Ze stormen naar binnen, terwijl ik naar buiten ga. Op het plein zie ik een paar achterblijvers. Een groepje knullen heeft een wedstrijd: ‘Wie het langzaamst kan lopen!’ Ze doen zichzelf, zonder overleg met de juf, een pauzeverlenging cadeau. Er wordt heen en weer gecorrigeerd. ‘Je moet wel vooruit komen. Anders telt het niet als lopen!’ Ze maken minuscuul kleine schuifelstapjes. Eén knulletje roept verrukt: ‘Ik ben sneller dan Sven!’

Een stukje verderop leunt een meisje met één arm op een vensterbank. Haar ogen omhoog gericht naar de lucht en om haar open mond een stralend, verbaasde uitdrukking. Als ze mij ziet aankomen glimlacht ze.  ‘Wat zie je?’ vraag ik. Waarop ze met haar vinger wijst naar de wolken. ‘Een dinosauruspoot!’ Ik neem positie in naast haar en volg haar blik. ‘Wauw, dat is echt een hele grote dinosauruspoot!’ Samen zijn we stil en genieten van dit wonder in de lucht.
Als ik door loop, voel ik nog de ongecompliceerde verwondering van het meisje. Zo eenvoudig is geluk.
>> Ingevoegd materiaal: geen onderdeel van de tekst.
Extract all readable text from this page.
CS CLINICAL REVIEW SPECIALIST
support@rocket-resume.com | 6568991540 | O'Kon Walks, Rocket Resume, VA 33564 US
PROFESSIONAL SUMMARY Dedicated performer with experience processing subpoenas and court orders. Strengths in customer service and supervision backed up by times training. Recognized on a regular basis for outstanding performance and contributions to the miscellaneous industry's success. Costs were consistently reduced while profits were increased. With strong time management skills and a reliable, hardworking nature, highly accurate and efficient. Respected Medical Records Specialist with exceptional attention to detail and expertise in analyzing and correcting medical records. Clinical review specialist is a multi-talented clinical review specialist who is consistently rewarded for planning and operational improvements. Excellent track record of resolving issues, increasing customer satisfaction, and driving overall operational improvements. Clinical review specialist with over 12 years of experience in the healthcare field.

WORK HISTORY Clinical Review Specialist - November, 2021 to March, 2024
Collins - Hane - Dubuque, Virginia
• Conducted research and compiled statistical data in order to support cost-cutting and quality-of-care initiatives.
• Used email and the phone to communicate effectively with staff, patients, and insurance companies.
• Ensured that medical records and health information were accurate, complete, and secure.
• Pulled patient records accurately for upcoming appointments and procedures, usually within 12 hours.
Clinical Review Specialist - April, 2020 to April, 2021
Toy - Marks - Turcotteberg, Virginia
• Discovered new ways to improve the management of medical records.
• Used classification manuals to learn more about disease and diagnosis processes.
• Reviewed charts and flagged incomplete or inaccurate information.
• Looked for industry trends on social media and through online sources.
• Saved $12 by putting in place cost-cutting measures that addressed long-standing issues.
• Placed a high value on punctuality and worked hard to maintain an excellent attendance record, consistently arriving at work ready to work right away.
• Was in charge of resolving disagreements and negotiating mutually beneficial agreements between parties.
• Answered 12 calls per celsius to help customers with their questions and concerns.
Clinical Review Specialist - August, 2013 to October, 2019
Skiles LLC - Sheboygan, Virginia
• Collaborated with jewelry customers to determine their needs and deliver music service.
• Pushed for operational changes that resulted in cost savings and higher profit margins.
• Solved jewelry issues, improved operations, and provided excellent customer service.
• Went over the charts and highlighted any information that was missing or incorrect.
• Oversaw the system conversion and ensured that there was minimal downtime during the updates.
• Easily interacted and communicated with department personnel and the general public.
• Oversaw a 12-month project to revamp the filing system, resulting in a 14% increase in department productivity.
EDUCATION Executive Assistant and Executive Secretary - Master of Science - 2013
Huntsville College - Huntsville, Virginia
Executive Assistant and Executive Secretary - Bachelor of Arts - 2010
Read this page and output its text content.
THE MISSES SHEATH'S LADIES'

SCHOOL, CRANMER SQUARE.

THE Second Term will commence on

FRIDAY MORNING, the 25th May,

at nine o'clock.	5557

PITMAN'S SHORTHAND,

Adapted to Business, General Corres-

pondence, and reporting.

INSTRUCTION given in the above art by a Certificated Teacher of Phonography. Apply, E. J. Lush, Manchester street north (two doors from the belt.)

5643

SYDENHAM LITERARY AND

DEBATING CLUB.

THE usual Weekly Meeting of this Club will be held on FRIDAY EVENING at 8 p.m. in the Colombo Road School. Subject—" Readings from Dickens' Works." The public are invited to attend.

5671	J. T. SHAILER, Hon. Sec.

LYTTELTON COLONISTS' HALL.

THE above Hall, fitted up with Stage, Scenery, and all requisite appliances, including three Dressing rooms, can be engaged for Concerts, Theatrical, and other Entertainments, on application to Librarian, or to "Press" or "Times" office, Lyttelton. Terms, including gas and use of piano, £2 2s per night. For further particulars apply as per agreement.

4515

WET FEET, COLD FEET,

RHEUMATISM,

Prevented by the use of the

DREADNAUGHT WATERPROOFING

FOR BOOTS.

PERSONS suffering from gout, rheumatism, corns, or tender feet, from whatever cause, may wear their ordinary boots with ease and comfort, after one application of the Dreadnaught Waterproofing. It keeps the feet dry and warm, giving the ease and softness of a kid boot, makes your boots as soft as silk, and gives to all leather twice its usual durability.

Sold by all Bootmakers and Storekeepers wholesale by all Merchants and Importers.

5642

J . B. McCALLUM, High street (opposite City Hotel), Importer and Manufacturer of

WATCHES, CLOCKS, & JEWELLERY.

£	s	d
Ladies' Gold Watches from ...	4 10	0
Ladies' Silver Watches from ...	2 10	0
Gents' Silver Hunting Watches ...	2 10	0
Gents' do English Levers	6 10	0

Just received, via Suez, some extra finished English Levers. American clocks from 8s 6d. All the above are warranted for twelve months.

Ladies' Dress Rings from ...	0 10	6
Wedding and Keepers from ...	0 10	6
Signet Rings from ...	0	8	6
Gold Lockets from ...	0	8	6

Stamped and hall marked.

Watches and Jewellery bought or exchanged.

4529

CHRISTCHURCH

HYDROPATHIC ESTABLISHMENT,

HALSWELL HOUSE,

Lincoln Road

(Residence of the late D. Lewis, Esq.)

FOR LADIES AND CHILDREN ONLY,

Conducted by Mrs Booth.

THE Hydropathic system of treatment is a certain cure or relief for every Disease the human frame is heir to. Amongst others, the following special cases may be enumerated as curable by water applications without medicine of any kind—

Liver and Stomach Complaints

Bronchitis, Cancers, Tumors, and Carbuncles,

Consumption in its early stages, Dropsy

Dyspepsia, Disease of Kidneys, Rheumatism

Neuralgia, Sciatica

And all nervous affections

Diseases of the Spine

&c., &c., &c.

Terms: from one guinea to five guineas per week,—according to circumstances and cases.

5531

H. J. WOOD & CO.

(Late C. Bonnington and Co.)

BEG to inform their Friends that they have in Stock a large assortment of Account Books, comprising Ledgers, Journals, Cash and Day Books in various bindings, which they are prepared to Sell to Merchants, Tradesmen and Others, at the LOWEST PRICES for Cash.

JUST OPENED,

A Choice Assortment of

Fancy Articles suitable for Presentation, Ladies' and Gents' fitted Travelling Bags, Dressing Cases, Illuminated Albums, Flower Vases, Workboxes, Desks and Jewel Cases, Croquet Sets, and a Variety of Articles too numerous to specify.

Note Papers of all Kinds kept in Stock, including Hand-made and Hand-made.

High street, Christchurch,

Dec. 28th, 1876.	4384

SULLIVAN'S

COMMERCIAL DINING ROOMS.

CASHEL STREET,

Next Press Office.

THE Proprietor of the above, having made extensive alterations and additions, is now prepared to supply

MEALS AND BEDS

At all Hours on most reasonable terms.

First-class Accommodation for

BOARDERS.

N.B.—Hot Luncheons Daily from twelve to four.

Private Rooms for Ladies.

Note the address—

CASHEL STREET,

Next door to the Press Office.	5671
Ik herken het gevoel van vroeger, toen ik volledige dierentuinen in de wolken zag.

‘Had ik als collega juf deze kinderen naar binnen moeten sturen?’
Bedenk ik later.
Ik had de levensles over verwondering niet willen missen.
Dankzij dit kleine mensje, kijk ik weer vaker met mijn kinderblik naar de wolken.